By Bart Barry-
SAN ANTONIO – Frantic is the word for it. I sat on the back porch Saturday morning and watched through the yards a wellbuilt neighbor in his late 50s or early 60s with a pickup truck or two, a surfeit of energy and no way to show industry. He strode across his walkway, got in his pickup and moved it five feet. Then he got out and went back in his house. Five minutes later he was outside to move the truck again, more or less replacing it, then some lingering then back in the house.
Ten minutes later he was outside again, this time pulling his pickup out the driveway to station it on the street. Then to the cellphone. Then a couple laps round the pickup and back in the house. Ten minutes later someone, a coworker or familiar in a similar truck, arrived, and there was a blessed excuse to drive somewhere, and off they went.
It hadn’t been four days since the mayor ordered citizens to stay in their homes. Nothing herculean there. Just stay home. Unless you have an emergency, just stay in your home and wait for this to blow over. Don’t be a vector. Two-thirds of us, to judge by traffic patterns, heeded his counsel. But there’s always an anxious third that just can’t help itself – folks who can no more stand their own company than a dog can resist barking.
Someday, I imagined, stories written about this time will make what inevitable sickness or death visit my neighbor like a mountain of coincidences, mischief of the diabolus ex machina; had only he just resisted that final urge to run to Wal-Mart to buy an extension cord, why, he’d be with us today. And those stories will be wrong.
The energy such men are taught to show is a consuming anxiety. Thoreau’s “quiet desperation” – a gnawing need to show they can provide. Those who fancy themselves leaders are worst in crises like this one. They can weather any storm and giddily sacrifice themselves for the smallest mission but cannot sit still. The one torture they cannot withstand is their own company, the misery of being by themselves. When they’re not leading often as not they are drinking. The alcohol makes them ornery and gives their fidgety trip to the corner store a heroic sheen.
This is where hustle culture abandons us. When there’s nothing to hustle for. When the environment we self-optimized for changes into something new and as yet unknowable and unpredictable. Time to learn a new language! time to start a new business! time to get up an hour earlier! For what? for what? for what?
And so on in a tightening spiral of dread. And that’s before the imagination even gets warmed up.
Now is a capital time for relaxation. For doing nothing. For showing complacency. For catching-up on lost naps. For reading whatever amuses you, regardless its nutrients. For doing whatever mindless thing you fancy (for me it’s watching videos of men shaving with Merkur slant-blade safety razors, silver-tipped badger-hair brushes and artisan soaps). For conserving calories.
For many American men that’s a treasonous suggestion, still.

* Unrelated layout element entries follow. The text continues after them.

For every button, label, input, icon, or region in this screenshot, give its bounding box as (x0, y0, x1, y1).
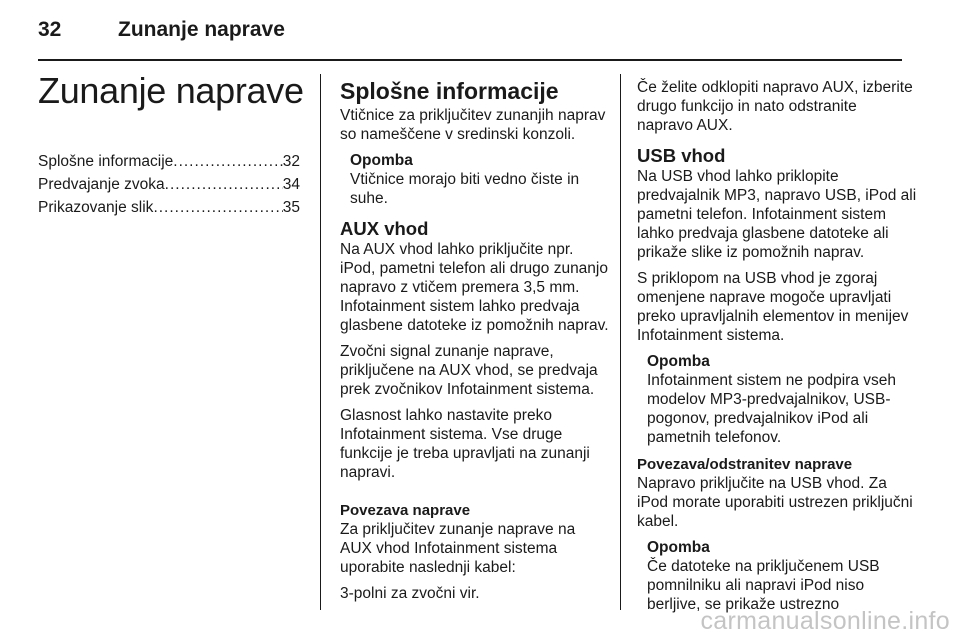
paragraph: Napravo priključite na USB vhod. Za iPod morate uporabiti ustrezen priključni kabel. (637, 475, 913, 530)
paragraph: Za priključitev zunanje naprave na AUX vhod Infotainment sistema uporabite naslednji kabel: (340, 521, 576, 576)
content-column-right (637, 78, 917, 622)
toc-entry-page: 32 (282, 153, 300, 170)
header-rule (38, 59, 902, 61)
toc-leader-dots (173, 150, 282, 173)
note-text: Infotainment sistem ne podpira vseh modelov MP3-predvajalnikov, USB-pogonov, predvajalnikov iPod ali pametnih telefonov. (647, 372, 896, 446)
section-heading-aux: AUX vhod (340, 218, 429, 239)
note-text: Če datoteke na priključenem USB pomnilniku ali napravi iPod niso berljive, se prikaže ustrezno (647, 558, 880, 613)
toc-entry[interactable] (38, 150, 300, 173)
table-of-contents (38, 150, 300, 219)
header-page-number: 32 (38, 18, 62, 41)
paragraph: Glasnost lahko nastavite preko Infotainment sistema. Vse druge funkcije je treba upravljati na zunanji napravi. (340, 407, 590, 481)
toc-entry[interactable] (38, 173, 300, 196)
subheading-connect-disconnect: Povezava/odstranitev naprave (637, 456, 853, 473)
note-box (350, 151, 610, 208)
toc-entry-label: Splošne informacije (38, 153, 174, 170)
paragraph: S priklopom na USB vhod je zgoraj omenjene naprave mogoče upravljati preko upravljalnih elementov in menijev Infotainment sistema. (637, 270, 909, 344)
toc-entry-page: 35 (282, 199, 300, 216)
paragraph: Zvočni signal zunanje naprave, priključene na AUX vhod, se predvaja prek zvočnikov Infotainment sistema. (340, 343, 598, 398)
paragraph: Če želite odklopiti napravo AUX, izberite drugo funkcijo in nato odstranite napravo AUX. (637, 79, 913, 134)
chapter-title: Zunanje naprave (38, 70, 304, 111)
toc-entry-label: Prikazovanje slik (38, 199, 154, 216)
column-divider (320, 74, 321, 610)
paragraph: Na USB vhod lahko priklopite predvajalnik MP3, napravo USB, iPod ali pametni telefon. Infotainment sistem lahko predvaja glasbene datoteke ali prikaže slike iz pomožnih naprav. (637, 168, 917, 261)
note-box (647, 538, 917, 614)
section-heading-general: Splošne informacije (340, 78, 559, 104)
toc-entry-label: Predvajanje zvoka (38, 176, 165, 193)
toc-entry[interactable] (38, 196, 300, 219)
note-title: Opomba (647, 539, 710, 556)
paragraph: 3-polni za zvočni vir. (340, 585, 480, 602)
watermark: carmanualsonline.info (700, 607, 950, 635)
column-divider (620, 74, 621, 610)
header-title: Zunanje naprave (118, 18, 285, 41)
toc-leader-dots (165, 173, 283, 196)
note-box (647, 352, 917, 447)
content-column-middle (340, 78, 610, 610)
note-title: Opomba (647, 353, 710, 370)
note-text: Vtičnice morajo biti vedno čiste in suhe. (350, 171, 580, 207)
section-heading-usb: USB vhod (637, 145, 726, 166)
paragraph: Vtičnice za priključitev zunanjih naprav so nameščene v sredinski konzoli. (340, 107, 606, 143)
paragraph: Na AUX vhod lahko priključite npr. iPod, pametni telefon ali drugo zunanjo napravo z vtičem premera 3,5 mm. Infotainment sistem lahko predvaja glasbene datoteke iz pomožnih naprav. (340, 241, 609, 334)
subheading-connect-device: Povezava naprave (340, 502, 471, 519)
note-title: Opomba (350, 152, 413, 169)
toc-entry-page: 34 (282, 176, 300, 193)
toc-leader-dots (153, 196, 282, 219)
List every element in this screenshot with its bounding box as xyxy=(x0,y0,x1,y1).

But if you were working really hard three weeks ago, is there any chance your working a touch harder might’ve precluded your restaurant’s closure, your 401K’s ruin, your corporation’s market cap being sawed in half?
An amateur boxer self-optimizes differently in camp for three, two-minute rounds than a defending champion self-optimizes for 12, three-minute rounds, and both self-optimize differently than what predecessors of theirs kept fighting till one could no longer toe the line. How much different would their training camps be, too, if some fights arbitrarily ended with a bell after 35 seconds and others went the duration of cricket matches?
Even that analogy assumes a fight would be done with gloves or at least combat of some sort and that there would be a fight. No such assumptions be trustworthy now. Supply and demand aren’t supposed to crash together. A hundred men will make 100 different predictions for what the world’ll look like a year from now, and one will be right, and we’ll hail him like an oracle (and hale his 99 peers like witlings), but none of us knows. None of us knows.
It’s good to be unafraid, as always, but not cocksure. If you are in an essential trade like garbage-collection, by all means go to work and stay safe as possible. If you’re in an inessential trade, though, like accounting or sales or data analytics, don’t convince yourself otherwise; heed your mayor’s counsel and stay in your home and husband your energy for whatever happens on the other side. It’s going to be harder than you think.